Parents, kids and food: Lifting the lid on family dining
If you’re interested in capturing a slice of the lucrative family dining market, you won’t want to miss the live session on family dining from experimental marketer, Karen Fewell - Founder of Digital Blonde. Here’s what she had to say about her forthcoming talk at The Restaurant Show…
When and how are emotional attachments to food formed?
Many of you will know it’s my mission to understand more about how human beings form their emotional relationships with food and eating. This task has seen Digital Blonde conducting numerous psychological surveys, experiments and studies exploring how food and hospitality brands make us feel and how much of a role technology and marketing play in this. Each of these explorations has produced fascinating results, adding pieces to the puzzle that is our emotional connection to food. My latest research project will build on this knowledge, however, it’s something completely different to anything I’ve ever done before.
To date, my experiments have only ever involved adults. This data has been very useful, enabling the industry to see what how the general public perceive different brands and what influences their decision making. However, it’s likely that most of our attachments to food and food brands were actually formed earlier on in life, in childhood. This is why my latest piece of research will go deeper and focus on children and eating out. The aim is to lift the lid on family dining and provide the hospitality industry with some real insights into how to make the most of this market.
How important are nostalgia and childhood memories?
When we created Digital Blonde’s Love, Lust & Trust scale for measuring emotions, we discovered that nostalgia played a key role in people’s ‘love’ for a brand. Nostalgia has been a huge trend in marketing, with many brands bringing back old advertising campaigns and characters, hoping to give us a warm feeling of fondness for the past. Nostalgia by definition is a feeling of pleasure associated with a memory from the past and for many of us these memories may come from childhood and adolescence.
For myself and my sister, we recall fondly family trips to Harvester restaurants. We can each remember the distinct feeling of grown-up independence that going up to the salad bar and choosing what we wanted gave us. So, it seems to me that if you truly want to understand people’s connections to a brand, you need to start with childhood. This information could be incredibly valuable to hospitality brands, after all, today’s children are tomorrow’s restaurant regulars. I’m proposing a family dining experiment that will delve into the psychology of eating out as a family.
What can we expect from the family dining experiment?

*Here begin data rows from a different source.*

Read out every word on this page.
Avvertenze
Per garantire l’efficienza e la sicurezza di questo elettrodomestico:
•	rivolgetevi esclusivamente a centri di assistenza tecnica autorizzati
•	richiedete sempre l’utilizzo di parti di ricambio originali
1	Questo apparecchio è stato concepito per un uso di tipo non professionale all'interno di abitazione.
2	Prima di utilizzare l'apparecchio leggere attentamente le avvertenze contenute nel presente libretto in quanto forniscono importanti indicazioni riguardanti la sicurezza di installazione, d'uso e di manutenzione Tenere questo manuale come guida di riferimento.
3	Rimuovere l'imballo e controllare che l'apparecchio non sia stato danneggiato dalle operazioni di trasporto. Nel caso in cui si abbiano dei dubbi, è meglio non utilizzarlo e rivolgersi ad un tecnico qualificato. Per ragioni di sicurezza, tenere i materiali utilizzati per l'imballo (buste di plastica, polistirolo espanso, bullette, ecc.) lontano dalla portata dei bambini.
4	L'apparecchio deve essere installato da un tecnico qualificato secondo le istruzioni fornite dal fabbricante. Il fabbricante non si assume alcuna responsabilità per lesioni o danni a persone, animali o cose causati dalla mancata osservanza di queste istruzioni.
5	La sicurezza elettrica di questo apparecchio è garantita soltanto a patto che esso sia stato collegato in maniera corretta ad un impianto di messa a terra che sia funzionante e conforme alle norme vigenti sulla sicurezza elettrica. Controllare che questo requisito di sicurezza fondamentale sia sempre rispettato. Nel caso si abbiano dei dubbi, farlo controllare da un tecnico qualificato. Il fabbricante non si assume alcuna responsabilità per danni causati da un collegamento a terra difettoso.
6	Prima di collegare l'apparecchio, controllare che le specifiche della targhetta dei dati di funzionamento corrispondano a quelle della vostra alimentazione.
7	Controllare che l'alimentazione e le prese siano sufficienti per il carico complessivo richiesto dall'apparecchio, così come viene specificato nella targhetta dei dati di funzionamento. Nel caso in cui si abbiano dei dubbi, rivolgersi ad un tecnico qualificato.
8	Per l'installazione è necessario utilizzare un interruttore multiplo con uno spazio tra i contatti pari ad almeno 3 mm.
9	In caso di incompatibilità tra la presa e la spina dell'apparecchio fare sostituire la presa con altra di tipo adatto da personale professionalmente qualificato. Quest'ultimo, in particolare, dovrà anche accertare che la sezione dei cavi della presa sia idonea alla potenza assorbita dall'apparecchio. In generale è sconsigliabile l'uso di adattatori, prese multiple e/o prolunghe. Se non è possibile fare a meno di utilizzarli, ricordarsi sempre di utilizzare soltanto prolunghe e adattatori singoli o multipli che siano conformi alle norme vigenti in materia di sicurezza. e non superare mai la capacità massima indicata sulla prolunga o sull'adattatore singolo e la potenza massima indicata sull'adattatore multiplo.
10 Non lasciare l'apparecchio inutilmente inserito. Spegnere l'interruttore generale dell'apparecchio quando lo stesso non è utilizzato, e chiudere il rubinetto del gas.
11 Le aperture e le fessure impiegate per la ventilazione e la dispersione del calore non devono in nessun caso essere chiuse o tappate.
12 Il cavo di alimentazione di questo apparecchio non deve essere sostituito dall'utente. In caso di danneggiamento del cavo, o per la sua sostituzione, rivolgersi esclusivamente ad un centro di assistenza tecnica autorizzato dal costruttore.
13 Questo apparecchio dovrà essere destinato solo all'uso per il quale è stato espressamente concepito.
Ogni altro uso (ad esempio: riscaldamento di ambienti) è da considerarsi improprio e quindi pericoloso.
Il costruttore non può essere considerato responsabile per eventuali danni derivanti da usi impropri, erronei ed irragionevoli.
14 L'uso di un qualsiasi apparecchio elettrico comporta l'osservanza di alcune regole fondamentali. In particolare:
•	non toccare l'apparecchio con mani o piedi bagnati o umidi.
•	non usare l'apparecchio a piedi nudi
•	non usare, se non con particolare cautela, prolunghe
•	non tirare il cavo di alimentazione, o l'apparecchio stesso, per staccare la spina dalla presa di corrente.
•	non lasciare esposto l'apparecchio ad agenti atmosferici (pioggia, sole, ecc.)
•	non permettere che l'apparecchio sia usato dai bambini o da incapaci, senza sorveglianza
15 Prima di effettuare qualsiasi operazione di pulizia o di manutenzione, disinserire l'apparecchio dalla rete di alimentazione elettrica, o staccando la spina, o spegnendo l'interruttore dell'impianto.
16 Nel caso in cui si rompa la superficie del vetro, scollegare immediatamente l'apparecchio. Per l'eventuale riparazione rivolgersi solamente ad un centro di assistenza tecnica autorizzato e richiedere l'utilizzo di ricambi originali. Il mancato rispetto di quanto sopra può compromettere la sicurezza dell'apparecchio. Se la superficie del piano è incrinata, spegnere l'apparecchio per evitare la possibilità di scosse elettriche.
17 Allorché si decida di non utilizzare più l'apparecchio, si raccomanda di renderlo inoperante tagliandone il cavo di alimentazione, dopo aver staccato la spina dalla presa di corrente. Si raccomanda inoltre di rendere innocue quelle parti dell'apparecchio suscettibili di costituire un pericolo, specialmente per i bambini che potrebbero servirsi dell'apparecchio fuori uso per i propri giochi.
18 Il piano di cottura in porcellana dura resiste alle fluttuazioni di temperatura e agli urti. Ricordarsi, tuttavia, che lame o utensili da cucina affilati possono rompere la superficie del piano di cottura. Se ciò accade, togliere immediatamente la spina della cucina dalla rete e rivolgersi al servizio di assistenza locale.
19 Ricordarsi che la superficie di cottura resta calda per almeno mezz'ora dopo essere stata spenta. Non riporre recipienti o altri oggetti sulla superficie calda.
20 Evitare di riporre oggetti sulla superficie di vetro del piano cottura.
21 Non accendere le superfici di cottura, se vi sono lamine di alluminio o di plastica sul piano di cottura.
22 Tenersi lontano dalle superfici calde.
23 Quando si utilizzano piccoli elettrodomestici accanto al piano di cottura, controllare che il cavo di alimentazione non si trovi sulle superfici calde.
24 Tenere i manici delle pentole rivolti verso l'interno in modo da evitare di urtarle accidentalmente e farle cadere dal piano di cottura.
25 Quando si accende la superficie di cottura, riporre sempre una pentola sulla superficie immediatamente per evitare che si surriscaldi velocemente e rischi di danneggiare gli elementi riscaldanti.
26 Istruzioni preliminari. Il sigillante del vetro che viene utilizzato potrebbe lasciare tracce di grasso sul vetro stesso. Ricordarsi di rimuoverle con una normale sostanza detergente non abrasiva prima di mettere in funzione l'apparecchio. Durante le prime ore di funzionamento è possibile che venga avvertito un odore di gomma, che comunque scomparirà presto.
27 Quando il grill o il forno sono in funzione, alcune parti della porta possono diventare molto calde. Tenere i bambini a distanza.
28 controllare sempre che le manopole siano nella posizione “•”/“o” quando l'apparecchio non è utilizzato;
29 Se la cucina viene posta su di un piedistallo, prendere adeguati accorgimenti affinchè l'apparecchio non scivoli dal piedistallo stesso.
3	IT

With this experiment we hope to consider what makes the experience a memorable one for children and how do these memories become cherished ones we’ll later feel nostalgic for? How are decisions around the table made by both parents and kids and who has ultimate say in choosing what and where to eat. Ultimately, we’ll be aiming to find out how the hospitality industry can capture young consumers’ hearts, minds and market-share for the future.
When can we see the full findings?
The research is underway and already we’ve made some fascinating observations. I can’t wait to share the final results with you. All will be revealed at The Restaurant Show on Monday 3rd October at 4pm in my session on The Stage ‘Parents or kids – who calls the shots?’. I hope to see you there!